Joy is a Senior Staff Software Engineer at Split.io, focusing primarily on backend.  Prior to Split, she worked at Box, where she tried her hand at management for a short while before transitioning back to an individual contributor role.  She also has experience at a tiny startup and at Microsoft.  In addition to designing software and writing a lot of code, she also maintains a blog: https://medium.com/@jkebertz. ; In her free time, she does a lot of traveling, reading and running ridiculously long distances (mostly on trails).

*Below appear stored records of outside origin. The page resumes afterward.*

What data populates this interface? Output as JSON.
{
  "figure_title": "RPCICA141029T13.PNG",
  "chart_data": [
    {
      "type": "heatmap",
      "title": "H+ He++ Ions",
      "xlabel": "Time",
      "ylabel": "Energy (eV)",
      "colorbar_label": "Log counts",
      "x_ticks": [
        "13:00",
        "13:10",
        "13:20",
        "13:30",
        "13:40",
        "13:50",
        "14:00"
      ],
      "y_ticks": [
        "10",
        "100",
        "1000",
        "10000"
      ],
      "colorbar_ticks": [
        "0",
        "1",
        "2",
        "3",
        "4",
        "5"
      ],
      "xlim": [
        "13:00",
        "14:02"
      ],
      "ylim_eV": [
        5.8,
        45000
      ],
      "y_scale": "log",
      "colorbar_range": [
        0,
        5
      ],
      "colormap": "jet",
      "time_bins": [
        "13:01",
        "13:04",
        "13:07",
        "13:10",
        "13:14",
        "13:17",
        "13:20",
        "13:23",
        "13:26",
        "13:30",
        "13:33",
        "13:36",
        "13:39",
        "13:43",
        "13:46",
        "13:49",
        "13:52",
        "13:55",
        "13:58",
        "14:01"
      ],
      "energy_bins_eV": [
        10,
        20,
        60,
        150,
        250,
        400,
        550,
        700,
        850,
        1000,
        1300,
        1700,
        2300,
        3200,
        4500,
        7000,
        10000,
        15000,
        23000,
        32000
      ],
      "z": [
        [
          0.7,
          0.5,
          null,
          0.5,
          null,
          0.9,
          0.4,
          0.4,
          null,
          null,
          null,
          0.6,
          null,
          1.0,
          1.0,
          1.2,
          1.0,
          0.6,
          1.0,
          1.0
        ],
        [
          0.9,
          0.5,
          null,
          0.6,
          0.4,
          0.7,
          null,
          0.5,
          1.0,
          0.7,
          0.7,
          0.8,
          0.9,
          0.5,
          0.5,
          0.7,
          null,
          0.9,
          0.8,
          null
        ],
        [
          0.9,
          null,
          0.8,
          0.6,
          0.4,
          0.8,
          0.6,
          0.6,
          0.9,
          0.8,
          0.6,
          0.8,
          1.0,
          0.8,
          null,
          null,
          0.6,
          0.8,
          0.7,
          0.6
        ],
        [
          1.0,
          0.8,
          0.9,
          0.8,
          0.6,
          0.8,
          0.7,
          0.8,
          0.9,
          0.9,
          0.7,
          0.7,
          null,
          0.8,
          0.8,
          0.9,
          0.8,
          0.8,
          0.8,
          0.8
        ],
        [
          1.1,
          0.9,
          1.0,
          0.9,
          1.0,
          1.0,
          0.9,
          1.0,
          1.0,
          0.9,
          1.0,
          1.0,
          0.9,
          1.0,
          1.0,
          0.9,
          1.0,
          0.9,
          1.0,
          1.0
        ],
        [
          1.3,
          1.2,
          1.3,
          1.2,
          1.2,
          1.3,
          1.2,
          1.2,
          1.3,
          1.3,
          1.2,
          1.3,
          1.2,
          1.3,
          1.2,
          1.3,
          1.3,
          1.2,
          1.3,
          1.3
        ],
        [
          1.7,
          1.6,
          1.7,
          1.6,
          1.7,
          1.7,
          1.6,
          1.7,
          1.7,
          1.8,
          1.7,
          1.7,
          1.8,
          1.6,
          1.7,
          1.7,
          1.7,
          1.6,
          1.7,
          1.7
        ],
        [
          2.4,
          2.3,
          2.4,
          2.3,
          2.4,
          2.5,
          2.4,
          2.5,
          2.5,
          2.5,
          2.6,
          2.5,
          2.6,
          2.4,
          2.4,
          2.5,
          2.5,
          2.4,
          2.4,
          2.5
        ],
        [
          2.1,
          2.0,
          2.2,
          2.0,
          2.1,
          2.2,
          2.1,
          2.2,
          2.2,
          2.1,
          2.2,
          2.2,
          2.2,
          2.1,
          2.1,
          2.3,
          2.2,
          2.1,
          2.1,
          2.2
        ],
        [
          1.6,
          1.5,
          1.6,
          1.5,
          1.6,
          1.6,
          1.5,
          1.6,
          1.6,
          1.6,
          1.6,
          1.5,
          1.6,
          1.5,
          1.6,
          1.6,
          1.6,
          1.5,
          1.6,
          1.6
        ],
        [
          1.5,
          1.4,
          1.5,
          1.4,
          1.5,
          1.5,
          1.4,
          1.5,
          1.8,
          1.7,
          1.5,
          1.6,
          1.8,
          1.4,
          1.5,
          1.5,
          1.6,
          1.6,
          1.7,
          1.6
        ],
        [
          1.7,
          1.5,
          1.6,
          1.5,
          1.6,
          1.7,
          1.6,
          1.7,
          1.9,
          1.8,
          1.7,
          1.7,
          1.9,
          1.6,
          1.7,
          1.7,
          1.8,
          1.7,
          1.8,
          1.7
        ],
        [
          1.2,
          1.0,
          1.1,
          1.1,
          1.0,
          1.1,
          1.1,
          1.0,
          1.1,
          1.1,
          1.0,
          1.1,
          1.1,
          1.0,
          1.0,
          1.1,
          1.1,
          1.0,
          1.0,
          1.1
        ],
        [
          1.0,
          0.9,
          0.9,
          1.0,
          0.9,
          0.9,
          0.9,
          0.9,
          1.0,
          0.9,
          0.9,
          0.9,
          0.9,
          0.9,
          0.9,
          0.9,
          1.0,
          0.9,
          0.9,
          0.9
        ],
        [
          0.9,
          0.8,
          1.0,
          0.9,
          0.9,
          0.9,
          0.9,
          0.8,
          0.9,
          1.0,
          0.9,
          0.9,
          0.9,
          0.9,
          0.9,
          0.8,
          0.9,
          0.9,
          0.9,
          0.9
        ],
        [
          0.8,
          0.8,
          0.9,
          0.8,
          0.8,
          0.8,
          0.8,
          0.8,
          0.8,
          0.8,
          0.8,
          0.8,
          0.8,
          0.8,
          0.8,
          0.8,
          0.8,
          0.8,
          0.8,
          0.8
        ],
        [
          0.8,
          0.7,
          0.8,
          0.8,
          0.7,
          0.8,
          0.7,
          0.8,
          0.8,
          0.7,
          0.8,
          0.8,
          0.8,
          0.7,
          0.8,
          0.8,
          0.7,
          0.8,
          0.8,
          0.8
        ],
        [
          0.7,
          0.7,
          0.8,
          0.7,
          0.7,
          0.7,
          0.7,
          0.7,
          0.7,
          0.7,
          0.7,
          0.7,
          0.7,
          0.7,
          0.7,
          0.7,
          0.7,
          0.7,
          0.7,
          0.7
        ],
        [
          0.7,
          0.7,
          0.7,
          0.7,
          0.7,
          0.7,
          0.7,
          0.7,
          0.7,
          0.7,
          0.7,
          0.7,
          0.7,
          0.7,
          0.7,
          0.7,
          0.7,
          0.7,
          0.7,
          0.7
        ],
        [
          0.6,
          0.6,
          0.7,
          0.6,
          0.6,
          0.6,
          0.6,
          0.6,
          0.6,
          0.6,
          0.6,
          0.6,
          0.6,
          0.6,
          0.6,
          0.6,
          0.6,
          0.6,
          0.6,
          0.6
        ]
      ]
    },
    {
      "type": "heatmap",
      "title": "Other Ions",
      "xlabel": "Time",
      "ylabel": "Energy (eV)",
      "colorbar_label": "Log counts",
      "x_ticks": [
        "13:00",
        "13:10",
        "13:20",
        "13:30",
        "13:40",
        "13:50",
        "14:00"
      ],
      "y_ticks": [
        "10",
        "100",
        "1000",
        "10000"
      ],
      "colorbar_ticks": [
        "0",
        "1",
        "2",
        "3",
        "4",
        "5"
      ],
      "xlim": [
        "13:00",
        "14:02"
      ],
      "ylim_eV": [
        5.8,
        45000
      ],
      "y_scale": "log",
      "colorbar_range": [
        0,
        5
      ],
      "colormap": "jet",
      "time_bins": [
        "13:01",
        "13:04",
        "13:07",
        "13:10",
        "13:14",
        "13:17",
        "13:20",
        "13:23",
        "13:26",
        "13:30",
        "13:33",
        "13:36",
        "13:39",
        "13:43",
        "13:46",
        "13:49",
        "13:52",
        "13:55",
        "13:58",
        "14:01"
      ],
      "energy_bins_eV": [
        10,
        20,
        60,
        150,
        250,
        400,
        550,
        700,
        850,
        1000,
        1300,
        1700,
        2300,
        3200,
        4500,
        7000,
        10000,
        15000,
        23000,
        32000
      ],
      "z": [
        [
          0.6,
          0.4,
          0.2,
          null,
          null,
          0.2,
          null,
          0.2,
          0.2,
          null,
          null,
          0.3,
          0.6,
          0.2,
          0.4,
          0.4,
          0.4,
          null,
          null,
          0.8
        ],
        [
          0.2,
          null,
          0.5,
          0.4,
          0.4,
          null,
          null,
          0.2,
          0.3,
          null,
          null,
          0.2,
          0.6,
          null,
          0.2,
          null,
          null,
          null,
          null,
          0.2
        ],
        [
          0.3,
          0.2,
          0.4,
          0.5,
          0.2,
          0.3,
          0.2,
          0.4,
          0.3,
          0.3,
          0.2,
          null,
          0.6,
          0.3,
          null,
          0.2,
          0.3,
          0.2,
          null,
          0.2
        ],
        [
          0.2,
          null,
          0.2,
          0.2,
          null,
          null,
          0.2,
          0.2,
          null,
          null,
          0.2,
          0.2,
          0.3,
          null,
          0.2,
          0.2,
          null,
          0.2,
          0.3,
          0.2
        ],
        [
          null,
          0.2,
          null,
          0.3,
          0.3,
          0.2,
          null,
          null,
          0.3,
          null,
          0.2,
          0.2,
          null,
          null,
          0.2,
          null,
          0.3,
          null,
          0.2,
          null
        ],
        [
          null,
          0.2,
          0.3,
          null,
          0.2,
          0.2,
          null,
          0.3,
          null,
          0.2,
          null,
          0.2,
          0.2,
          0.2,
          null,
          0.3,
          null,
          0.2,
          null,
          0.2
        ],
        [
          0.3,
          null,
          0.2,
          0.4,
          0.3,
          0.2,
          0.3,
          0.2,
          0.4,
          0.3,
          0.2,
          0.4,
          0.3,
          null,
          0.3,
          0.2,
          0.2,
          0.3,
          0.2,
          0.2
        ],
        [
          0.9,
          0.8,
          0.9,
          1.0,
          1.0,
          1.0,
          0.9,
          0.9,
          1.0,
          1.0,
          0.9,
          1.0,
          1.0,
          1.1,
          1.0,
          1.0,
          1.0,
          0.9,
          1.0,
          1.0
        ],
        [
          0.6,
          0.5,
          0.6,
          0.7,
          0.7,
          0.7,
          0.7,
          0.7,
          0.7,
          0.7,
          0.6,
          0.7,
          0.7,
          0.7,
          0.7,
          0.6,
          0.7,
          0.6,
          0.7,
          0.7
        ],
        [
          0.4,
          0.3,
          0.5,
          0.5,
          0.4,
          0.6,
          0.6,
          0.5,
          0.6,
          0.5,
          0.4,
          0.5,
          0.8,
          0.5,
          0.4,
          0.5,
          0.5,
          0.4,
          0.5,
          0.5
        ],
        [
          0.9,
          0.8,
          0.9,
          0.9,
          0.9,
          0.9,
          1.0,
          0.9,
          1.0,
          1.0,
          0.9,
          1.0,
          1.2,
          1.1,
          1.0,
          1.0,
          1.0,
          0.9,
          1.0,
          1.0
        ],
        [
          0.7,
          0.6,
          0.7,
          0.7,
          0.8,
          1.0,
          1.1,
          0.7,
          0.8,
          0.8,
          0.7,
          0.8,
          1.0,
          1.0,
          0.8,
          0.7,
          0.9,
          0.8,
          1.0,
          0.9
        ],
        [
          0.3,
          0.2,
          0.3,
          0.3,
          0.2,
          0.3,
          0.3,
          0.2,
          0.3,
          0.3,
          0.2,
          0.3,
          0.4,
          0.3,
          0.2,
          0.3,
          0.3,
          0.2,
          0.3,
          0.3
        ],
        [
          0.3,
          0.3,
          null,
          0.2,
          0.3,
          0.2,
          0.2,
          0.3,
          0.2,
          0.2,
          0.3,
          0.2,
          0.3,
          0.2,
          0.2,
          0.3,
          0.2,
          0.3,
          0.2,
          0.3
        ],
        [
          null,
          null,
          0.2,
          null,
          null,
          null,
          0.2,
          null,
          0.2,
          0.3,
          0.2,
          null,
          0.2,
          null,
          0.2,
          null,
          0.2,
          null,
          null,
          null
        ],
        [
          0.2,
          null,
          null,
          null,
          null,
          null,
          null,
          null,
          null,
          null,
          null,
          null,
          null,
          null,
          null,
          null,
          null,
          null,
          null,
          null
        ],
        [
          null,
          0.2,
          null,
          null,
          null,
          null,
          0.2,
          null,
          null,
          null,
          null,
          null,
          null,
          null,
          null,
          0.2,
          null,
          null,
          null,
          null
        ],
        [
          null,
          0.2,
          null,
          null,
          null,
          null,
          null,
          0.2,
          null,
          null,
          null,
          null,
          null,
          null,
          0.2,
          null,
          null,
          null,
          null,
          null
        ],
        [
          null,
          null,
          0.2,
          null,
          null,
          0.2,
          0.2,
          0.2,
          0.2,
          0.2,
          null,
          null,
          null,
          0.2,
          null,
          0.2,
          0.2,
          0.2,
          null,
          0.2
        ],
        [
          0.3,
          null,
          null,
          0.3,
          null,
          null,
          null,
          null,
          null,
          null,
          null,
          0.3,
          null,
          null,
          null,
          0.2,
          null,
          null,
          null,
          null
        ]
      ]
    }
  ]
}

Both Box and Split, like many other companies are working to split their monolith into microservices.  We didn't want to just end up with a distributed monolith (i.e. lots of services that still had a very high level of interdependency), so this required some specific thinking.  Additionally, we wanted to think about how to make sure we didn't have the overhead of hundreds of services while also not ending up with several mini-monoliths. In order to think about how to design our new services, we approached the problem using domain driven design and layered architecture.

DDD is an approach to developing software for complex needs by deeply connecting the implementation to an evolving model of the core business concepts.  It's an approach that was first coined in 2004 but is still very applicable today.  It emphasizes problem solving, cross functional collaboration and simplicity.

Meanwhile, layered architecture, while a fairly common approach, does not have the same common language or formalized concepts that domain driven design has.  We used layered architecture as a way to think about how we separate our front end services,  our core logic, and our infrastructure services.  

Together, these two approaches helped us think through how and where to divide our services.  In this talk, I will go into much more depth about what each of these two approaches are, as well as how we applied each to our problem space at Split.